Limitations & Future Work¶
- Source transcripts are from crowdsourced users, not real experts, making it difficult to verify performance on truly professional dialogues—a common data issue in this field.
- The LLM-as-judge pipeline is long (critic → expansion → retrieval → generation), creating a risk of accumulated hallucinations. The paper only validates final downstream metrics without manual verification of intermediate steps.
- Breadth/depth weights and the clustering parameter \(K\) are manually tuned. Optimal \(K\) varies significantly between tasks (P4G=150, CB=80), requiring a grid search for new tasks.
- Taking only the Top-1 branch for depth might lose diversity; more sophisticated branch ensemble or adaptive aggregation methods represent obvious future directions.
Related Work & Insights¶
- vs PRINCIPLES (Kim et al. 2025): Both extract strategies from transcripts, but PRINCIPLES stores rules as unit units. Metro's state-action trees preserve multi-turn logic, leading to a 10.24% average gain.
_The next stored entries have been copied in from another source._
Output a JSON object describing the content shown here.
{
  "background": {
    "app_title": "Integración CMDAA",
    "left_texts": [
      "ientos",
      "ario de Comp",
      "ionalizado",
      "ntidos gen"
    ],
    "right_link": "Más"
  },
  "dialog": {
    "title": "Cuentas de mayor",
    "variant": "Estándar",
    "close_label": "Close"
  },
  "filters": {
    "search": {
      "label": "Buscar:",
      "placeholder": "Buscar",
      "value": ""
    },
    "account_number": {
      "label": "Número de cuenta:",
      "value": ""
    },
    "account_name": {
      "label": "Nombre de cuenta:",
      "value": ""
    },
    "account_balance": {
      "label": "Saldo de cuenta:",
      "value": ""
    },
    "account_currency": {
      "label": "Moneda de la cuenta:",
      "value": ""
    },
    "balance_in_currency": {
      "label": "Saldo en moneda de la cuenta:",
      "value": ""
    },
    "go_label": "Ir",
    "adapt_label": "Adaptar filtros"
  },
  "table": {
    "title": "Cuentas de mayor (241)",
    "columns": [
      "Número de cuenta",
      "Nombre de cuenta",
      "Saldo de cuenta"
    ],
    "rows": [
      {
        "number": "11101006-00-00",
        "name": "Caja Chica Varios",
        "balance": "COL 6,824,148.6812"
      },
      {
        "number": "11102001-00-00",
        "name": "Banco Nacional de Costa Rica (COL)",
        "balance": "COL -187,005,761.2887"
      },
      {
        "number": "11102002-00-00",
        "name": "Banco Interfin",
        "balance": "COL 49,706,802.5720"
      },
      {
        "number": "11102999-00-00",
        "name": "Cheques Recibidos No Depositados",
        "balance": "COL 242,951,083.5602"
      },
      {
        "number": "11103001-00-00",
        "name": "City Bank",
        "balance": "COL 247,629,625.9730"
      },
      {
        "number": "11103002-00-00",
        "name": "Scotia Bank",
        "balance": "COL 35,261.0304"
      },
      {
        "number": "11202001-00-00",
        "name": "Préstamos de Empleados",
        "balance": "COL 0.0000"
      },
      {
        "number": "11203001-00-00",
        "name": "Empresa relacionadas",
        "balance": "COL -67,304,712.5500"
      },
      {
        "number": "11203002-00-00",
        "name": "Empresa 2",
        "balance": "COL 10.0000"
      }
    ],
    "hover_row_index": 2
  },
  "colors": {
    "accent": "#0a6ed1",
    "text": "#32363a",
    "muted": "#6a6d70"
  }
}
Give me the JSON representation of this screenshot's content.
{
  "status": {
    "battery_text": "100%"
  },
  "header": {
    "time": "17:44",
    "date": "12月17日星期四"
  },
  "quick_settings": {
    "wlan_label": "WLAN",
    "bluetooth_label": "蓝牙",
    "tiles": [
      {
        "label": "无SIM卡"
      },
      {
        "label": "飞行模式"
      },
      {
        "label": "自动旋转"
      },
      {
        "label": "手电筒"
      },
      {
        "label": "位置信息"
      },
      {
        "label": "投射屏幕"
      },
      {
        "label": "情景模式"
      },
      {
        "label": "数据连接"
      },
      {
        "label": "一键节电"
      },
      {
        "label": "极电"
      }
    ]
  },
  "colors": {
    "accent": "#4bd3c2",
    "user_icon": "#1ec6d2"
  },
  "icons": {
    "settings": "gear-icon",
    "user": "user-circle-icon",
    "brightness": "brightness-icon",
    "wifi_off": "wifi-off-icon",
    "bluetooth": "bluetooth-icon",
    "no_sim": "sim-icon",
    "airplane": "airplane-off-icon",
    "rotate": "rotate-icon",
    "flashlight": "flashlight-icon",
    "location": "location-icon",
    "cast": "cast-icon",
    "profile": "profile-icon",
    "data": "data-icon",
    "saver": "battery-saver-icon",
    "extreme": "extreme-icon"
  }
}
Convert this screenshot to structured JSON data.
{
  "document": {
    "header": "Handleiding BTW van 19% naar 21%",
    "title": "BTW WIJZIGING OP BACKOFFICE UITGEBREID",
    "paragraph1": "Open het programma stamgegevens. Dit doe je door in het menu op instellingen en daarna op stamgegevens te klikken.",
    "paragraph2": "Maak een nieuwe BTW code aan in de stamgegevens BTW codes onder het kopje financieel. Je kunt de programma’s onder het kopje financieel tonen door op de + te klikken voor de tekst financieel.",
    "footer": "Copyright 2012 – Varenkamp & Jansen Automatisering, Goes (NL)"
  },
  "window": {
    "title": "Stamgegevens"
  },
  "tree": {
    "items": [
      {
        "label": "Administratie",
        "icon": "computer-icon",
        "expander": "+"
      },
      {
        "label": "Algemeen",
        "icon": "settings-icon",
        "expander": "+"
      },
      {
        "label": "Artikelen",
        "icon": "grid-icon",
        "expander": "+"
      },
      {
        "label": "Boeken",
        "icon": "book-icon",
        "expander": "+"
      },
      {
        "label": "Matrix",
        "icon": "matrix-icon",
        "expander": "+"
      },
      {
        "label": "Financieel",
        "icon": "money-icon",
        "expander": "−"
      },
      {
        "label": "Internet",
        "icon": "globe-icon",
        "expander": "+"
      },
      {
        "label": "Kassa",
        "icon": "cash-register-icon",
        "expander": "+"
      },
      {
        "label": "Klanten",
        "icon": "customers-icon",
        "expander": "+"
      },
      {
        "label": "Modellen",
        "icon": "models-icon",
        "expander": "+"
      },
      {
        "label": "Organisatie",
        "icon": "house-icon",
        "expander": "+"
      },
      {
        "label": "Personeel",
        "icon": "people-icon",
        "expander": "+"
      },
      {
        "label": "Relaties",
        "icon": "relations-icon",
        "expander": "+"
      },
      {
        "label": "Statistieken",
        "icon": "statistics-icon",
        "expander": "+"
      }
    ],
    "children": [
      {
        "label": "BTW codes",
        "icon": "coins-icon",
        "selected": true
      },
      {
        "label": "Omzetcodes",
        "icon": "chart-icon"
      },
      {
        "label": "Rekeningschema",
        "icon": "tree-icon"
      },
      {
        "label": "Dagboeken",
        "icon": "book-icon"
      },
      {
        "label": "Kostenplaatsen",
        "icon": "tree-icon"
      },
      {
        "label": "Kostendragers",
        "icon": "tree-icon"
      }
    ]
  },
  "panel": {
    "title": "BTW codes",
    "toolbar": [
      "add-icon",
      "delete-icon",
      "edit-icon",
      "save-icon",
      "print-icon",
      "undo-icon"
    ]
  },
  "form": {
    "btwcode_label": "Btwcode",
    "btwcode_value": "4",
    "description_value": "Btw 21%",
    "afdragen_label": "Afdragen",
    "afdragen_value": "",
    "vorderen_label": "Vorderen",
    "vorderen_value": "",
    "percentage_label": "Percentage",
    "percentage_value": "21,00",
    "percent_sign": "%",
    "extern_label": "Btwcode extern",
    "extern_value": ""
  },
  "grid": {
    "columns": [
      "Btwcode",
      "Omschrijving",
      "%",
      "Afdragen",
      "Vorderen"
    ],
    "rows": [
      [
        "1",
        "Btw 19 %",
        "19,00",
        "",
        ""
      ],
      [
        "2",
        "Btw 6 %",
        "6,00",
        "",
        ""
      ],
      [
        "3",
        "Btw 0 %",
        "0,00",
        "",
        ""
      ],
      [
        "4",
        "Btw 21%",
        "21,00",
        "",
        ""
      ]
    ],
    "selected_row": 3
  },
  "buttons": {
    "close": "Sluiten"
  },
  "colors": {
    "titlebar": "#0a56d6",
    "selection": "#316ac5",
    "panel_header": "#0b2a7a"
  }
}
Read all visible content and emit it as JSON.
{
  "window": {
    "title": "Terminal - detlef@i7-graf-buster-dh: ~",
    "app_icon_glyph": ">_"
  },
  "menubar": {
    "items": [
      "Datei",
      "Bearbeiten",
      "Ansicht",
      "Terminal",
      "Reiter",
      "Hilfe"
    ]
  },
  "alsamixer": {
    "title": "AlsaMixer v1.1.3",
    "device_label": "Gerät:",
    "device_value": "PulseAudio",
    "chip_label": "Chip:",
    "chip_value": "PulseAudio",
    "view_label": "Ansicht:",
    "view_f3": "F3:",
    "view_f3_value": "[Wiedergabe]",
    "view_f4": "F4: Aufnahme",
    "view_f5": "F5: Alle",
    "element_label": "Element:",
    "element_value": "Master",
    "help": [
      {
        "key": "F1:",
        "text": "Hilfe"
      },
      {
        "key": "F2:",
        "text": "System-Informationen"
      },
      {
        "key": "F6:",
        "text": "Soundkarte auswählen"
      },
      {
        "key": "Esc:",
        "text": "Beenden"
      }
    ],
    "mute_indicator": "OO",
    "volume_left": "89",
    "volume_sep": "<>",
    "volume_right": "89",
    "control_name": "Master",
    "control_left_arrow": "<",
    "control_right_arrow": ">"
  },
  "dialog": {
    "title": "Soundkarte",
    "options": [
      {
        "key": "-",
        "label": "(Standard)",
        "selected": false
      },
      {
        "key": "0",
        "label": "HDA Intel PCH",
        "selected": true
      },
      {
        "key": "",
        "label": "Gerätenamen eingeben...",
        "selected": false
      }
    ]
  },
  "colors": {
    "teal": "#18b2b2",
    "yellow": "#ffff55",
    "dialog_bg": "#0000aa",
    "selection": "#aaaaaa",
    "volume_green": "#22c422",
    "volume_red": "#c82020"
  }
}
- vs PPDPP (Deng et al. 2024): PPDPP trains a RoBERTa planner; Metro is zero-training and relies on retrieval-augmented reinterpretation. Metro outperforms PPDPP by 5 pp on P4G and 32 pp on CB.
- vs GDP-Zero (Yu et al. 2023): GDP-Zero runs expensive test-time MCTS. Metro pre-computes the Strategy Forest offline, making inference significantly faster.
- vs MERMAID / Dialogue Flow Extraction: Existing tools perform flat flow induction without value-aware pruning. Metro's outcome-driven Wilson evaluation is better suited for outcome-sensitive non-collaborative scenarios.
Rating¶
- Novelty: ⭐⭐⭐⭐ The Strategy Forest representation and Wilson pruning are novel in dialogue strategy, though MCTS-style backprop and retrieval prompting are established techniques.
- Experimental Thoroughness: ⭐⭐⭐⭐⭐ Comprehensive coverage across two tasks, 8 baselines, LLM/Human evaluation, cross-task transfer, 9 user personas, and detailed ablations.
- Writing Quality: ⭐⭐⭐⭐ Clear framework and consistent notation; some formulas (e.g., scoring \(S(u)\)) are fully explained only in the Appendix.
- Value: ⭐⭐⭐⭐⭐ Zero-training, cross-task capability, and a 10% SOTA improvement make this highly practical for industry applications and transferable to other multi-turn strategic tasks like medical consultation or debate.